Hidden in everything from breakfast cereals to your favorite sandwich bread, added sugar has become a nearly unavoidable part of our modern diet. Although reducing your intake might seem overwhelming, the health benefits make it worth the effort.

Research shows excessive sugar intake increases the risk of cardiovascular disease and other health issues, according to the American Heart Association. Women should limit added sugars to 25 grams (6 teaspoons) per day, while men should limit it to 36 grams (9 teaspoons). However, many Americans consume an average of 17 teaspoons per day.

“I don’t have a sweet tooth,” ABC News chief medical correspondent Dr. Jennifer Ashton wrote in her book “The Self-Care Solution,” “but when I really examined how much sugar I was eating, I was shocked.”

If health experts can be surprised by their sugar intake, then we could all use some practical strategies.

Here are a few recommendations to get you started, according to Everyday Health.

Read your labels

Success starts with understanding food labels and sugar’s numerous aliases.
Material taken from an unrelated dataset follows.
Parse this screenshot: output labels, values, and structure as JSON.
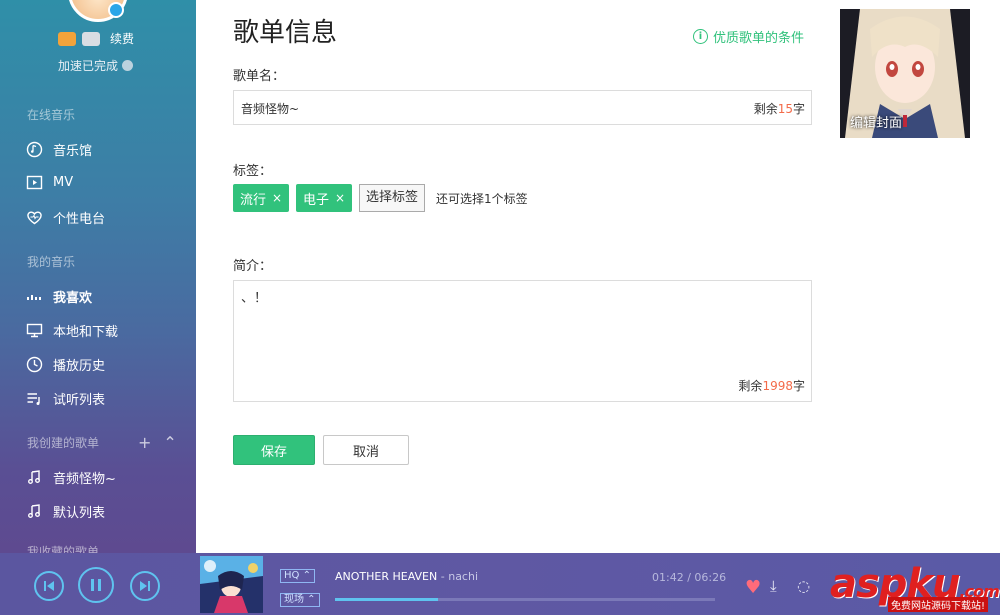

Watch for refined sugars (corn syrup, brown sugar), ingredients ending in “-ose” (fructose, dextrose), various syrups, honey and fruit juice concentrates. Recent labeling laws now require added sugars to be listed separately from natural sugars, making it easier to track your intake.
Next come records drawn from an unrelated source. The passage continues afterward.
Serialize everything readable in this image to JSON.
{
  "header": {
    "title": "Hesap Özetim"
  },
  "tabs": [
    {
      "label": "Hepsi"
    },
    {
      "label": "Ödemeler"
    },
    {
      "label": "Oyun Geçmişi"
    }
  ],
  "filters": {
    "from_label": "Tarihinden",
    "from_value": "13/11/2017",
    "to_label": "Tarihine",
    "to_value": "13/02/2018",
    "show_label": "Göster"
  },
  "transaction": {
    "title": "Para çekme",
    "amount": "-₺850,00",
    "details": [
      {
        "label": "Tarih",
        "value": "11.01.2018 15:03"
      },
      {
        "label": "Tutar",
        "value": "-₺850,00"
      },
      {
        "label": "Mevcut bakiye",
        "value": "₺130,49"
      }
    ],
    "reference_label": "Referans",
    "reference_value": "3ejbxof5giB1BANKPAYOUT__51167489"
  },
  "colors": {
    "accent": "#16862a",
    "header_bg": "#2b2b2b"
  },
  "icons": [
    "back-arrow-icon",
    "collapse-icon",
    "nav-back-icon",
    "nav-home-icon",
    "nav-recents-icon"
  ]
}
Smart swaps that actually work

Instead of a drastic sugar detox, try making strategic substitutions. Focus on cutting out sugar-sweetened beverages, which add a lot of sugar to your diet. Replace sodas and sweetened teas with water infused with fruit, unsweetened sparkling water or plain tea to effectively reduce your daily sugar intake.

Other easy wins include swapping your sweetened breakfast cereal with oatmeal topped with fresh berries and cinnamon. And when baking, you can usually cut the sugar by one-third without anyone noticing the difference.

Keep perspective: Natural sugars in whole fruits, vegetables and plain dairy products contain essential nutrients and fiber. The goal isn’t to eliminate all sugars but to reduce added sugars while maintaining a balanced, enjoyable approach to eating that you can sustain long term.